Sunday, December 28, 2003 8:15 PM by Darrell

# re: An optimizing experience

Kyle,

Joins are also extremely expensive. I don't know what you are doing the joins for (are they lookup tables?), but sometimes it is easier to do several SELECTs from a single table and then combine the results together.
Friday, January 02, 2004 11:26 AM by Oskar Austegard

# re: An optimizing experience

Would ISNULL be any faster than COALESCE?
Saturday, January 03, 2004 10:56 AM by Roy Osherove

# re: An optimizing experience

Probably not, since ISNULL() is also a function. The omptimizing rule says that you can't use a cluster search when there is any sort of function on the name of the column.
Tuesday, February 10, 2004 6:51 PM by Marc Wallace

# re: An optimizing experience

I've been finding weird behaviour around isnull() and coalesce(), in terms of query optimization.

In one case, replacing all my coalesce() calls with isnull() dropped a 2hr+ query down to 10secs. However, in another case, it had the opposite effect.

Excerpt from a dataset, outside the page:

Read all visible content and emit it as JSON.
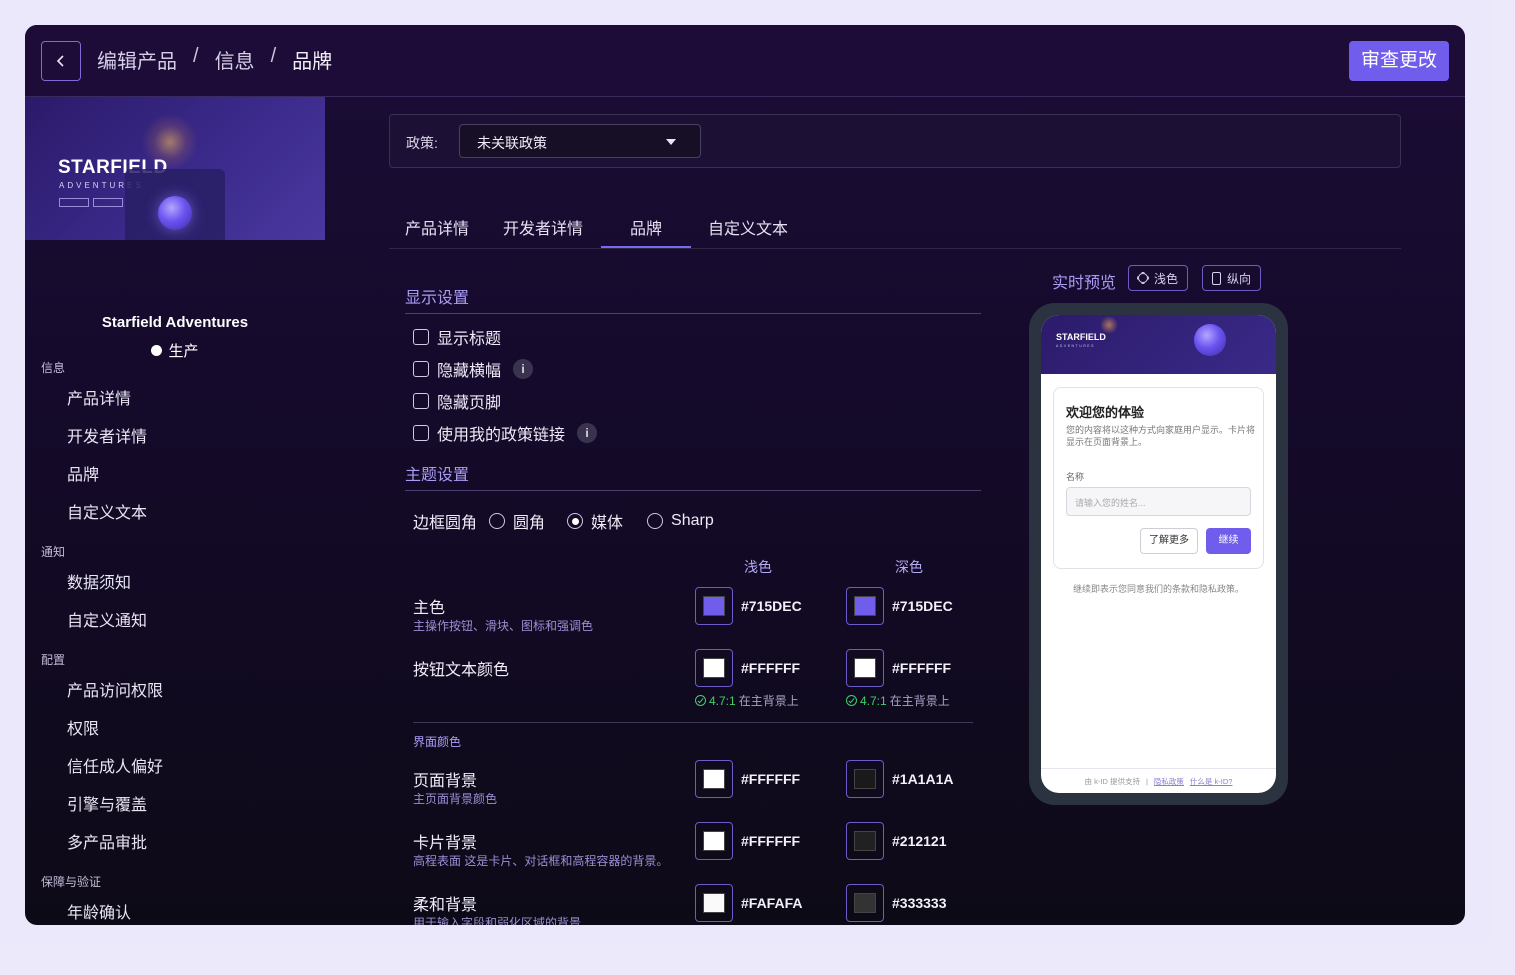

And it does look like SQL server treats the two differently, almost as if isnull() is more of a builtin function.
Monday, May 10, 2004 11:49 PM by Roger Willcocks

# re: An optimizing experience



> I've been finding weird behaviour around isnull() and coalesce(), in terms of query optimization

Me too. I've got a query that with coalesce returns 42 rows, and with isnull instead returns 38 rows. Even though as far as I can determine the return values are the same.